Para que o Sporting CP fosse campeão todos os factores tiveram de contribuir. Há factores que nós controlamos e outros que não. Tivemos que lidar com todos eles.

Esta vitória deve fazer-nos a todos parar, reflectir e efectuar um exame de consciência.

A força do Sporting CP como um todo diminui sempre que haja apenas um de nós que coloca os seus interesses pessoais acima do Clube e tenta dividir para reinar.

O Sporting CP foi Campeão dentro de campo porque soube primeiro ser Campeão fora dele.

Que o nosso caminho continue a ser o de dar um passo à frente sem ter que dar dois atrás.

Que o nosso caminho, que terá momentos altos, mas também outros menos altos, seja de união e, no seu equilíbrio, de crescendo contínuo.

Que o nosso caminho seja o de motivar pela persuasão e pelo exemplo e nunca pelo medo.

Porque o último inevitavelmente capitula e o primeiro perdura.

Numa realidade paralela, algum factor podia ter falhado e podíamos não ter sido Campeões. Porém, a vitória do caminho já estava assegurada.

Esse caminho hoje venceu contra todas as probabilidades. Alteremos as probabilidades e não o caminho.

Não esqueçamos nunca que o caminho até aqui foi longo.

O desafio era exigente e, por isso, é altíssima a recompensa que todos os Sportinguistas merecem e conquistaram.

E que fique evidente para todos três coisas que deviam ser óbvias:

I. União não surge nos momentos bons, os momentos bons surgem porque existe União;

II. aqueles que em qualquer vitória sorriem sempre são a maioria;

III. apenas a nossa força interna nos vai permitir superar os factores que nós não controlamos, para não serem eles a controlar-nos a nós.
 

04 Foi sem mais nem menos que o telefone tocou.

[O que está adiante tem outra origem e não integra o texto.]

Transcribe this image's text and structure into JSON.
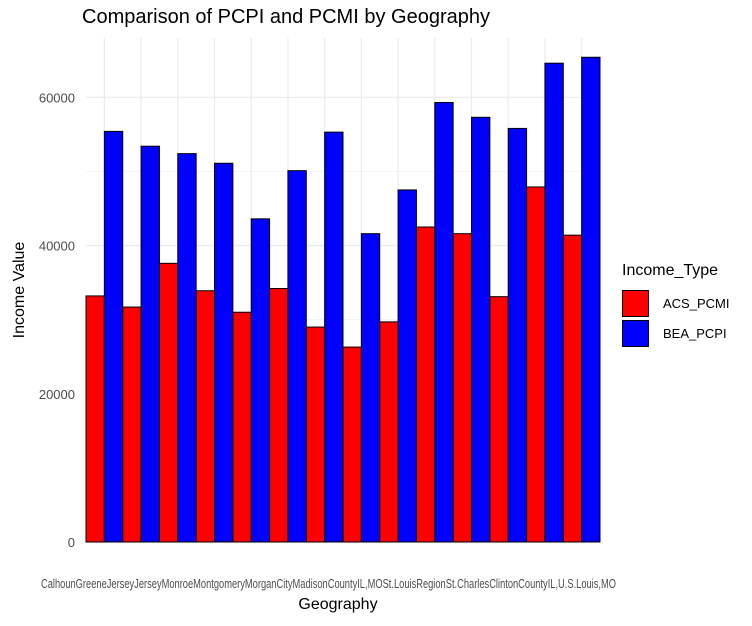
{
  "chart_data": {
    "type": "bar",
    "title": "Comparison of PCPI and PCMI by Geography",
    "xlabel": "Geography",
    "ylabel": "Income Value",
    "ylim": [
      0,
      68000
    ],
    "yticks": [
      0,
      20000,
      40000,
      60000
    ],
    "ytick_labels": [
      "0",
      "20000",
      "40000",
      "60000"
    ],
    "x_tick_text": "CalhounGreeneJerseyJerseyMonroeMontgomeryMorganCityMadisonCountyIL,MOSt.LouisRegionSt.CharlesClintonCountyIL,U.S.Louis,MO",
    "grid": true,
    "legend_position": "right",
    "legend_title": "Income_Type",
    "series": [
      {
        "name": "ACS_PCMI",
        "color": "#ff0000",
        "values": [
          33200,
          31700,
          37600,
          33900,
          31000,
          34200,
          29000,
          26300,
          29700,
          42500,
          41600,
          33100,
          47900,
          41400
        ]
      },
      {
        "name": "BEA_PCPI",
        "color": "#0000ff",
        "values": [
          55400,
          53400,
          52400,
          51100,
          43600,
          50100,
          55300,
          41600,
          47500,
          59300,
          57300,
          55800,
          64600,
          65400
        ]
      }
    ]
  }
}
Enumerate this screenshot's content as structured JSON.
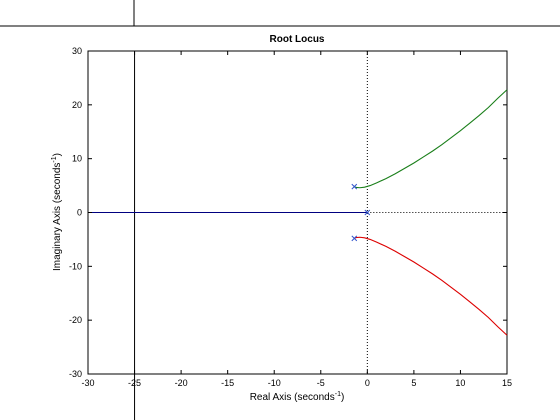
{
  "chart_data": {
    "type": "line",
    "title": "Root Locus",
    "xlabel": {
      "pre": "Real Axis (seconds",
      "sup": "-1",
      "post": ")"
    },
    "ylabel": {
      "pre": "Imaginary Axis (seconds",
      "sup": "-1",
      "post": ")"
    },
    "xlim": [
      -30,
      15
    ],
    "ylim": [
      -30,
      30
    ],
    "xticks": [
      -30,
      -25,
      -20,
      -15,
      -10,
      -5,
      0,
      5,
      10,
      15
    ],
    "yticks": [
      -30,
      -20,
      -10,
      0,
      10,
      20,
      30
    ],
    "xtick_labels": [
      "-30",
      "-25",
      "-20",
      "-15",
      "-10",
      "-5",
      "0",
      "5",
      "10",
      "15"
    ],
    "ytick_labels": [
      "-30",
      "-20",
      "-10",
      "0",
      "10",
      "20",
      "30"
    ],
    "grid": false,
    "crosshair": {
      "x": -25,
      "color": "#000000"
    },
    "reference_lines": {
      "real_axis_y": 0,
      "imag_axis_x": 0,
      "style": "dotted"
    },
    "poles": [
      {
        "x": -1.4,
        "y": 4.8
      },
      {
        "x": -1.4,
        "y": -4.8
      },
      {
        "x": 0,
        "y": 0
      }
    ],
    "series": [
      {
        "color": "#1a7f1a",
        "x": [
          -1.4,
          -1.2,
          -0.8,
          -0.3,
          0.3,
          1.0,
          2.0,
          3.0,
          4.0,
          5.0,
          6.0,
          7.0,
          8.0,
          9.0,
          10.0,
          11.0,
          12.0,
          13.0,
          14.0,
          15.0
        ],
        "y": [
          4.8,
          4.65,
          4.6,
          4.7,
          5.0,
          5.5,
          6.3,
          7.2,
          8.2,
          9.2,
          10.3,
          11.4,
          12.6,
          13.9,
          15.2,
          16.6,
          18.0,
          19.5,
          21.2,
          22.8
        ]
      },
      {
        "color": "#dd0000",
        "x": [
          -1.4,
          -1.2,
          -0.8,
          -0.3,
          0.3,
          1.0,
          2.0,
          3.0,
          4.0,
          5.0,
          6.0,
          7.0,
          8.0,
          9.0,
          10.0,
          11.0,
          12.0,
          13.0,
          14.0,
          15.0
        ],
        "y": [
          -4.8,
          -4.65,
          -4.6,
          -4.7,
          -5.0,
          -5.5,
          -6.3,
          -7.2,
          -8.2,
          -9.2,
          -10.3,
          -11.4,
          -12.6,
          -13.9,
          -15.2,
          -16.6,
          -18.0,
          -19.5,
          -21.2,
          -22.8
        ]
      },
      {
        "color": "#000080",
        "x": [
          -30,
          0
        ],
        "y": [
          0,
          0
        ]
      }
    ],
    "pole_marker_color": "#3355cc"
  }
}
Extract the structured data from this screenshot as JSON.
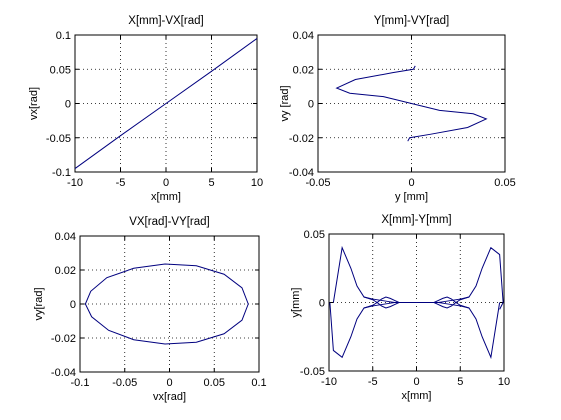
{
  "chart_data": [
    {
      "type": "line",
      "title": "X[mm]-VX[rad]",
      "xlabel": "x[mm]",
      "ylabel": "vx[rad]",
      "xlim": [
        -10,
        10
      ],
      "ylim": [
        -0.1,
        0.1
      ],
      "xticks": [
        -10,
        -5,
        0,
        5,
        10
      ],
      "xtick_labels": [
        "-10",
        "-5",
        "0",
        "5",
        "10"
      ],
      "yticks": [
        -0.1,
        -0.05,
        0,
        0.05,
        0.1
      ],
      "ytick_labels": [
        "-0.1",
        "-0.05",
        "0",
        "0.05",
        "0.1"
      ],
      "grid": true,
      "color": "#00007f",
      "series": [
        {
          "x": [
            -10,
            -5,
            0,
            5,
            10
          ],
          "y": [
            -0.095,
            -0.047,
            0,
            0.047,
            0.095
          ]
        }
      ]
    },
    {
      "type": "line",
      "title": "Y[mm]-VY[rad]",
      "xlabel": "y [mm]",
      "ylabel": "vy [rad]",
      "xlim": [
        -0.05,
        0.05
      ],
      "ylim": [
        -0.04,
        0.04
      ],
      "xticks": [
        -0.05,
        0,
        0.05
      ],
      "xtick_labels": [
        "-0.05",
        "0",
        "0.05"
      ],
      "yticks": [
        -0.04,
        -0.02,
        0,
        0.02,
        0.04
      ],
      "ytick_labels": [
        "-0.04",
        "-0.02",
        "0",
        "0.02",
        "0.04"
      ],
      "grid": true,
      "color": "#00007f",
      "series": [
        {
          "x": [
            0.002,
            0.001,
            -0.01,
            -0.03,
            -0.04,
            -0.033,
            -0.015,
            0,
            0.015,
            0.033,
            0.04,
            0.03,
            0.01,
            -0.001,
            -0.002
          ],
          "y": [
            0.022,
            0.02,
            0.018,
            0.014,
            0.009,
            0.006,
            0.004,
            0,
            -0.004,
            -0.006,
            -0.009,
            -0.014,
            -0.018,
            -0.02,
            -0.022
          ]
        }
      ]
    },
    {
      "type": "line",
      "title": "VX[rad]-VY[rad]",
      "xlabel": "vx[rad]",
      "ylabel": "vy[rad]",
      "xlim": [
        -0.1,
        0.1
      ],
      "ylim": [
        -0.04,
        0.04
      ],
      "xticks": [
        -0.1,
        -0.05,
        0,
        0.05,
        0.1
      ],
      "xtick_labels": [
        "-0.1",
        "-0.05",
        "0",
        "0.05",
        "0.1"
      ],
      "yticks": [
        -0.04,
        -0.02,
        0,
        0.02,
        0.04
      ],
      "ytick_labels": [
        "-0.04",
        "-0.02",
        "0",
        "0.02",
        "0.04"
      ],
      "grid": true,
      "color": "#00007f",
      "series": [
        {
          "x": [
            0.088,
            0.081,
            0.061,
            0.03,
            -0.005,
            -0.04,
            -0.07,
            -0.088,
            -0.094,
            -0.087,
            -0.068,
            -0.04,
            -0.005,
            0.03,
            0.061,
            0.081,
            0.088
          ],
          "y": [
            0,
            0.0095,
            0.0175,
            0.0225,
            0.0235,
            0.021,
            0.0155,
            0.0075,
            0,
            -0.0075,
            -0.0155,
            -0.021,
            -0.0235,
            -0.0225,
            -0.0175,
            -0.0095,
            0
          ]
        }
      ]
    },
    {
      "type": "line",
      "title": "X[mm]-Y[mm]",
      "xlabel": "x[mm]",
      "ylabel": "y[mm]",
      "xlim": [
        -10,
        10
      ],
      "ylim": [
        -0.05,
        0.05
      ],
      "xticks": [
        -10,
        -5,
        0,
        5,
        10
      ],
      "xtick_labels": [
        "-10",
        "-5",
        "0",
        "5",
        "10"
      ],
      "yticks": [
        -0.05,
        0,
        0.05
      ],
      "ytick_labels": [
        "-0.05",
        "0",
        "0.05"
      ],
      "grid": true,
      "color": "#00007f",
      "series": [
        {
          "x": [
            -9.5,
            -8.5,
            -7.5,
            -6.8,
            -6,
            -5,
            -4,
            -3,
            -2.5,
            -2,
            -1,
            0,
            1,
            2,
            2.5,
            3,
            4,
            5,
            6,
            6.8,
            7.5,
            8.5,
            9.5,
            9.9,
            9.5
          ],
          "y": [
            0,
            0.04,
            0.025,
            0.012,
            0.004,
            0.0025,
            0.0015,
            0.0005,
            0,
            0,
            0,
            0,
            0,
            0,
            0,
            0.0005,
            0.0015,
            0.0025,
            0.004,
            0.012,
            0.025,
            0.04,
            0.035,
            0,
            -0.005
          ]
        },
        {
          "x": [
            -9.9,
            -9.5,
            -8.5,
            -7.5,
            -6.8,
            -6,
            -5,
            -4,
            -3,
            -2.5,
            -2,
            -1,
            0,
            1,
            2,
            2.5,
            3,
            4,
            5,
            6,
            6.8,
            7.5,
            8.5,
            9.5
          ],
          "y": [
            0,
            -0.035,
            -0.04,
            -0.025,
            -0.012,
            -0.004,
            -0.0025,
            -0.0015,
            -0.0005,
            0,
            0,
            0,
            0,
            0,
            0,
            0,
            -0.0005,
            -0.0015,
            -0.0025,
            -0.004,
            -0.012,
            -0.025,
            -0.04,
            0
          ]
        },
        {
          "x": [
            -6,
            -5,
            -4.5,
            -4,
            -3.5,
            -3,
            -2.5,
            -2,
            -1.5,
            -1,
            0,
            1,
            1.5,
            2,
            2.5,
            3,
            3.5,
            4,
            4.5,
            5,
            6
          ],
          "y": [
            -0.004,
            -0.002,
            0,
            0.0025,
            0.004,
            0.003,
            0.0015,
            0,
            0,
            0,
            0,
            0,
            0,
            0,
            -0.0015,
            -0.003,
            -0.004,
            -0.0025,
            0,
            0.002,
            0.004
          ]
        },
        {
          "x": [
            -6,
            -5,
            -4.5,
            -4,
            -3.5,
            -3,
            -2.5,
            -2,
            -1.5,
            -1,
            0,
            1,
            1.5,
            2,
            2.5,
            3,
            3.5,
            4,
            4.5,
            5,
            6
          ],
          "y": [
            0.004,
            0.002,
            0,
            -0.0025,
            -0.004,
            -0.003,
            -0.0015,
            0,
            0,
            0,
            0,
            0,
            0,
            0,
            0.0015,
            0.003,
            0.004,
            0.0025,
            0,
            -0.002,
            -0.004
          ]
        }
      ]
    }
  ]
}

A voz, antes preocupada, era agora de alegria e orgulho. O Sporting CP era campeão.

E a memória trouxe-me todos os momentos que aqui refiro e outros marcantes de uma caminhada cheia deles. Mais do que deveria ter tido...

Cada um terá vivido a felicidade desta vitória à sua maneira. Eu hoje partilho um pouco da minha, com aqueles que queria que cá estivessem, com aqueles que me fizeram cá estar, com aqueles que viveram comigo esta travessia, e com os que não conheço, mas que têm em comum comigo o Sporting CP. Na certeza, mas também na esperança, de que “Nada será como Antes, Amanhã ou Depois de Amanhã”.

1. Referência à letra da música “125 Azul”, dos Trovante; 2. Obra literária de autoria de José Gomes Ferreira; 3. Citação do livro “As aventuras de João Sem Medo”.